Wake County reported a 3.47 percent dropout rate for the 2008-2009 school year, down from 4.17 percent of high school dropouts the previous year. This is the county’s lowest rate since 2003.
North Carolina’s high school dropout rate decreased .7 percent in recent years, now at 4.27 percent. Wake County’s dropout rate has repeatedly been one of the lowest in the state, behind Guilford County, at 3.13 percent and Chapel Hill-Carrboro County, at less than 1 percent.
WCPSS has also been successful in decreasing each of its minority groups’ dropout rate.
The report issued neither entirely good nor bad news. The News and Observer reported that though more students are dropping out of school due to low attendance records, many students return to education by attending community college programs.

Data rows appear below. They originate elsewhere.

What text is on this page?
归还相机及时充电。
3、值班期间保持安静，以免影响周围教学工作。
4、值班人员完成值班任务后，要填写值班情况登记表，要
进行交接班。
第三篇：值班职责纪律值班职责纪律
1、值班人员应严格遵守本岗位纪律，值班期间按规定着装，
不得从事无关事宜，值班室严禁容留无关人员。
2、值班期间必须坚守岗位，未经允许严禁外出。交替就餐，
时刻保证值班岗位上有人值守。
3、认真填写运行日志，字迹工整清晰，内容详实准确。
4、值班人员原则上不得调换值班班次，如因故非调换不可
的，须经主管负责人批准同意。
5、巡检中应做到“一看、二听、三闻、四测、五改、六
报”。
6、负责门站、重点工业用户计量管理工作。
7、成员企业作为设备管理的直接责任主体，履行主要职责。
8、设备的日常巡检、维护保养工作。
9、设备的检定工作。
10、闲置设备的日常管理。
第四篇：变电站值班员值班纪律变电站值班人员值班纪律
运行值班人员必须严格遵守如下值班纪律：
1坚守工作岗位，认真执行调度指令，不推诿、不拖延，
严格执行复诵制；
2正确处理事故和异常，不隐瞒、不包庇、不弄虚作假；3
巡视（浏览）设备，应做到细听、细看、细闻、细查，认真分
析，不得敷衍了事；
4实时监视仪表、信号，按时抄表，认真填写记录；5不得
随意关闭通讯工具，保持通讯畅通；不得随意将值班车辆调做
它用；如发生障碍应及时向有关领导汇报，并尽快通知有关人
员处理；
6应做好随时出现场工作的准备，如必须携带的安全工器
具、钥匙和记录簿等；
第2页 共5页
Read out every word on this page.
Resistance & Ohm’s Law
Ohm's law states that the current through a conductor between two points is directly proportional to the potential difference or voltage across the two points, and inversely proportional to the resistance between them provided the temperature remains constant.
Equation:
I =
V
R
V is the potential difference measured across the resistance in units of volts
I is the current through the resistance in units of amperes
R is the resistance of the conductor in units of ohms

Wake County has taken several measures to further decrease its dropout rate. WCPSS.net cites offering smaller schools, freshman-specific campuses, academic intervention, peer tutoring and student advisors as steps made to strengthen support for high school students. The state government is also doing its part to discourage dropouts by revoking the drivers’ license of anyone who drops out before they turn 18. Wake County’s 2007-2008 graduation rate was 78.8%.
These actions, school officials hope, will eventually result in achieving the WCPSS goal: to have every single student graduate on time by 2014.